Es gibt verschiedene methodische Ansätze für die Durchführung von Krankheitskostenstudien, die alle mit unterschiedlichen Vor- und Nachteilen verbunden sind. Unsere Berechnung der Kosten erfolgte soweit möglich aus einer gesellschaftlichen Perspektive, die im Vergleich zur Perspektive der gesetzlichen Krankenversicherung mehr Kosten bzw. Kostenbestandteile einbezieht. Durch die direkte patientenbezogene Erhebung konnten auch Kosten berücksichtigt werden, die in Krankenkassendaten überhaupt nicht auftauchen. Hier sind z. B. indirekte Kosten aufgrund von Arbeits-/Berufsunfähigkeit zu nennen und solche, die von den Patienten zu einem großen Teil aus eigener Tasche bezahlt werden (z. B. Medikamente, Hilfsmittel, Massagen). Ferner bietet diese Herangehensweise den Vorteil, dass – unabhängig davon, in welcher Krankenkasse die Studienteilnehmer versichert sind – individuelle Daten auf Patientenebene und darüber hinaus auch klinisch relevante Parameter, wie z. B. Schmerzintensität und -dauer vorliegen.

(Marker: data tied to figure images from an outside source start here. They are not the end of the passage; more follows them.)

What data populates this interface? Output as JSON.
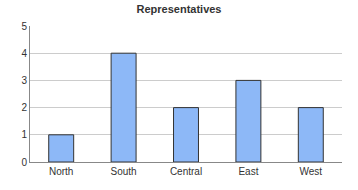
{
  "chart_data": {
    "type": "bar",
    "title": "Representatives",
    "categories": [
      "North",
      "South",
      "Central",
      "East",
      "West"
    ],
    "values": [
      1,
      4,
      2,
      3,
      2
    ],
    "color": "#8db8f7",
    "ylim": [
      0,
      5
    ],
    "yticks": [
      0,
      1,
      2,
      3,
      4,
      5
    ],
    "grid": true
  }
}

Wie erwähnt, werden in dem genannten Originalartikel die Einschränkungen, die zur Überschätzung der tatsächlichen Kosten führen können und bei der Interpretation der Ergebnisse berücksichtigt werden müssen, ausführlich diskutiert. Hier seien beispielhaft die Repräsentativität der Studienteilnehmer, aber auch Probleme der Erinnerung der tatsächlichen Inanspruchnahme von Gesundheitsleistungen und der Zuordnung der Leistungen zu einem bestimmten Zeitraum sowie zu verschiedenen Krankheitsbildern bei multimorbiden Patienten genannt. Eine mögliche Verzerrung in diesen Bereichen kann zu einer erheblichen Unsicherheit bei der Hochrechnung der Kosten von 3 Monaten auf 1 Jahr und von Patientenebene auf die deutsche Bevölkerung führen, die in dem Artikel gewürdigt wird. Im Lichte dieser Einschränkungen muss auch die Schätzung von 48,9 Milliarden Euro interpretiert werden.

Eine Analyse von Krankenkassendaten kann natürlich besser darüber Auskunft geben, wie hoch die Kosten sind, die aus Perspektive einer bestimmten Krankenversicherung anfallen. Das ist eine Fragestellung, die von der unseren abweicht und im Weiteren noch untersucht werden sollte, wenn der oftmals problematische Zugang zu den entsprechenden Daten besteht. Zu beachten ist hierbei selbstverständlich, dass auch eine Analyse von Krankenkassendaten immer nur eine ausgewählte Patientengruppe mit einschließt, die nicht repräsentativ für die deutsche Gesamtbevölkerung ist. Auch werden hier nur Fälle berücksichtigt, die eine ärztliche Diagnose für Rückenschmerzen aufweisen.

Ziel der Studie war es keineswegs aufzuzeigen, dass zu viel Geld für die Behandlung von Rückenschmerzen ausgegeben wird, sondern vielmehr, dass Rückenschmerzen nicht nur aus medizinischer, sondern auch aus ökonomischer Perspektive ein wichtiges gesellschaftliches Problem darstellen. Der deutliche Zusammenhang zwischen Kostenanstieg und zunehmendem Schweregrad der Schmerzen kann als Hinweis dienen, dass die Investition in effektive Präventions- und Interventionsprogramme in diesem Bereich mit hoher Wahrscheinlichkeit auch ökonomisch sinnvoll sein kann.